Ethanol production continues to drain California’s water resources during drought

I’ll be the first to admit that I’m not a scientist.  I’m just a guy who believes in conservation and making California the best it can be.  Now that we’re three years into below-average rainfall in California and even the sluggish state government has decided that we’re in a drought, it’s time to look at ways to conserve water.  It’s something we should have been doing for years, but … well, we’ve been too busy trying to decide what marriage is while we’re riding on the high speed rail train to bankruptcy.

Just this past weekend the President of the United States came to California to give another in an unending series of speeches that mean – and do – nothing, and then went golfing in the desert.  “Blah, blah, blah, you peasants need to share the suffering and stop using water. I’m the President and I say we’re going to support the Renewable Fuel Standard. Now I’m going to go golf at a water guzzling golf course in the middle of a desert.”

The President doesn’t get it.  The state government doesn’t get it.  We’re in a drought.  Why are we being told to suffer, when we’re wasting water and resources so the President can golf?

Why do we continue to support the Renewable Fuel Standard and support ethanol production when it’s proven that the fuel has been discredited long ago as environmentally harmful?

It takes 924 gallons of water to produce a liter of ethanol. One.  Liter.  Let’s put that in perspective: to fill your 20 gallon gas tank with ethanol requires you to use up 69,854 gallons of water.  That’s around 7 tanker trucks full of water.
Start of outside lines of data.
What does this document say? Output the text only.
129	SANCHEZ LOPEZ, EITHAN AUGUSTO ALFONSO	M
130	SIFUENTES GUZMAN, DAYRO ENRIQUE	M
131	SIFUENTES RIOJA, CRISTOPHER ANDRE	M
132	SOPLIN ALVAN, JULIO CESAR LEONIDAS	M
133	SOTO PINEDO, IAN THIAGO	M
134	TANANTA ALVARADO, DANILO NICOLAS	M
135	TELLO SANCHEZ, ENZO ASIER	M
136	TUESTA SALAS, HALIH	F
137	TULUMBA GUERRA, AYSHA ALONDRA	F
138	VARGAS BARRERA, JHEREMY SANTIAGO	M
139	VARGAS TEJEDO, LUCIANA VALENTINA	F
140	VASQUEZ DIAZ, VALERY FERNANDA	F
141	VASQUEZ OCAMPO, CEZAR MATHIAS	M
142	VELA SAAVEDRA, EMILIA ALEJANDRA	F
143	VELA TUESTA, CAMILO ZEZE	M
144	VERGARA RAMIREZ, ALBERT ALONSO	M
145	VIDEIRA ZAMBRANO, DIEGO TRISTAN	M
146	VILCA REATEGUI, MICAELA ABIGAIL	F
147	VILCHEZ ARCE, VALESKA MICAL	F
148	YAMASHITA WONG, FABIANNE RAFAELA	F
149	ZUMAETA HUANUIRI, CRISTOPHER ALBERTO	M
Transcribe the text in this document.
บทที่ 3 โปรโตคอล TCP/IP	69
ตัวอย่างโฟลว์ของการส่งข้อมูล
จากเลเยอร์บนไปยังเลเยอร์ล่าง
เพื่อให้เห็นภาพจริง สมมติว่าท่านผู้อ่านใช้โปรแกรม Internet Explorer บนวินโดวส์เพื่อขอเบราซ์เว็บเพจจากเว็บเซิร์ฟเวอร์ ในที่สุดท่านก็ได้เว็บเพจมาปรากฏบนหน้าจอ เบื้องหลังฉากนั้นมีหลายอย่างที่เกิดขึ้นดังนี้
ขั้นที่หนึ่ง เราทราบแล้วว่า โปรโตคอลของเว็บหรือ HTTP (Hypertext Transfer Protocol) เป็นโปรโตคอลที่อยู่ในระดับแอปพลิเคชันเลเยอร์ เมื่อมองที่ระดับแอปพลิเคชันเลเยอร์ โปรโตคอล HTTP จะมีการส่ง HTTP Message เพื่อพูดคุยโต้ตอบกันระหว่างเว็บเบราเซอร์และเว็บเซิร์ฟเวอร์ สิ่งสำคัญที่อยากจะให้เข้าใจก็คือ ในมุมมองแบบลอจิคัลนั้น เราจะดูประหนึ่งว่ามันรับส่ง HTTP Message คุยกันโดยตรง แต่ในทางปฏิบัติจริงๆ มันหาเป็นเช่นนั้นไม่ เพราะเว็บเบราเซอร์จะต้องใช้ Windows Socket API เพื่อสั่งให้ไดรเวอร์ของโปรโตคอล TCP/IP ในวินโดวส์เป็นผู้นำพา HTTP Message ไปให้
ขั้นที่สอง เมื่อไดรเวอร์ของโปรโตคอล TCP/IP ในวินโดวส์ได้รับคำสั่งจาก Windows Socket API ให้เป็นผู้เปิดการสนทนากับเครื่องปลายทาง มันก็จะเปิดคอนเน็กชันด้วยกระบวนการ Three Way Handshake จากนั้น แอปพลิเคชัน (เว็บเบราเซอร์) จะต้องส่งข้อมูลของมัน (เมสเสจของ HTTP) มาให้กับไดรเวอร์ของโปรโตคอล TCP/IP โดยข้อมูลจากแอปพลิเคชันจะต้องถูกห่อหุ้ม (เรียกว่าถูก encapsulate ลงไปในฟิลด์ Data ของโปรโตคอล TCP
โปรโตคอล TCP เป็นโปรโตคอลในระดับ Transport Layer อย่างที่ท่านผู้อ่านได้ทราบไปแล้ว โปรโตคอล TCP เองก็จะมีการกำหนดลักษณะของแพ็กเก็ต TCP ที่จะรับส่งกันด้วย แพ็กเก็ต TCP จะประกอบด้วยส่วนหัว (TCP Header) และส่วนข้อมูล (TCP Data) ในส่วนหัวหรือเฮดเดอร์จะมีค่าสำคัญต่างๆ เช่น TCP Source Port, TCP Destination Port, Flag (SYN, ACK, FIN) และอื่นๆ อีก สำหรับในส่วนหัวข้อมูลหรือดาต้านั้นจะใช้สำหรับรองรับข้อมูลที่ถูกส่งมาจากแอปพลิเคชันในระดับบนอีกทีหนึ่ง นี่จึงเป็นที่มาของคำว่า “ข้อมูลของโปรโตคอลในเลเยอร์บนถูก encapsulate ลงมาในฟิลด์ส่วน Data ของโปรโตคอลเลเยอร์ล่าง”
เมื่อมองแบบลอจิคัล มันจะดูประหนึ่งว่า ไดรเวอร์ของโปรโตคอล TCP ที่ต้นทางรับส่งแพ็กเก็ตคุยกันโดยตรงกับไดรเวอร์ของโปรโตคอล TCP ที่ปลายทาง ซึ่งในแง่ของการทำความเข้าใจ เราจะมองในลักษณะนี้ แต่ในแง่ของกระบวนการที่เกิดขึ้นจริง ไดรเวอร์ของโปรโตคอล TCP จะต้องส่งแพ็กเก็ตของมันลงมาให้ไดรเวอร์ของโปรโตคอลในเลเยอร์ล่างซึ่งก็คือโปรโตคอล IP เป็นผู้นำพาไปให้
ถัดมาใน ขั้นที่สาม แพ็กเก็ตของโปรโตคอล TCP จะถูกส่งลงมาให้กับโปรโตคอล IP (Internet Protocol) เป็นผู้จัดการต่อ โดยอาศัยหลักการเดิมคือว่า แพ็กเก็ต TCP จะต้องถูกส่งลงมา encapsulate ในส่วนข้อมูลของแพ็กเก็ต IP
Tom Tanton wrote an article for the Fresno Bee titled “Making ethanol is wasting California’s water.”  From the article:

As conceived in 2005, the RFS was intended to lessen gasoline demand, decrease our reliance on foreign oil and reduce our environmental impact through the introduction of first-generation biofuels like corn-based ethanol followed by a swift transition to truly advanced biofuels. Unfortunately, that transition never occurred, as the industry has yet to commercially produce these fuels. Instead, 80% of the nation’s biofuel blending requirements continue to be met with ethanol — to the detriment of our water supplies, environment and bottom line.

The refining of ethanol across California has come at a steep cost to water supplies. In California, more than 924 gallons of water may be required to produce a single liter of ethanol, according to researchers at UC Berkeley. A biorefinery that produces 100 million gallons of ethanol per year uses the equivalent of the water supply for a town of about 5,000 people — approximately the size of such Central Valley farming communities as Fowler, Gustine and San Joaquin. All in all, it takes 34 times the amount of water to produce one gallon of corn-based ethanol as regular gasoline. Ethanol’s water utilization rate doesn’t seem to fall in line with the idea of a “renewable fuel.” All this water lost and for what gain? The answer is not much for our environment nor for California food producers. The Environmental Protection Agency’s analysis has shown that lifecycle greenhouse gas emissions of corn ethanol were higher than those of gasoline in 2012 and will still be higher in 2017. Moreover, from 2008 to 2011, the mandate has contributed to plowing up more than 23 million acres of wetlands and grasslands — an area the size of Indiana — to grow crops, largely corn. This rapid conversion is driving up greenhouse gas emissions even higher by releasing carbon stored in the soil and by increasing use of fertilizers that swell emissions of nitrous oxide, a potent greenhouse gas.

What’s more: As more and more corn is diverted to ethanol production to meet the RFS, less is available for livestock feed. High demand for corn on account of the RFS has caused extreme price volatility for this key commodity, forcing prices through the roof and at one point increasing prices up by more than 200% from pre-RFS years. Elevated corn costs drove prices for feed — the single largest input cost to food producers — up by 32% in 2012, increasing production costs for food producers across the state. This proved a deal breaker for many of them in the first year of California’s drought, which saw countless farmers forced into foreclosure. Just look at the California dairy industry that has been forced to slash herd sizes and lost hundreds of farms since 2012.

We need to stop using our food and water to make fuel.  It’s idiotic.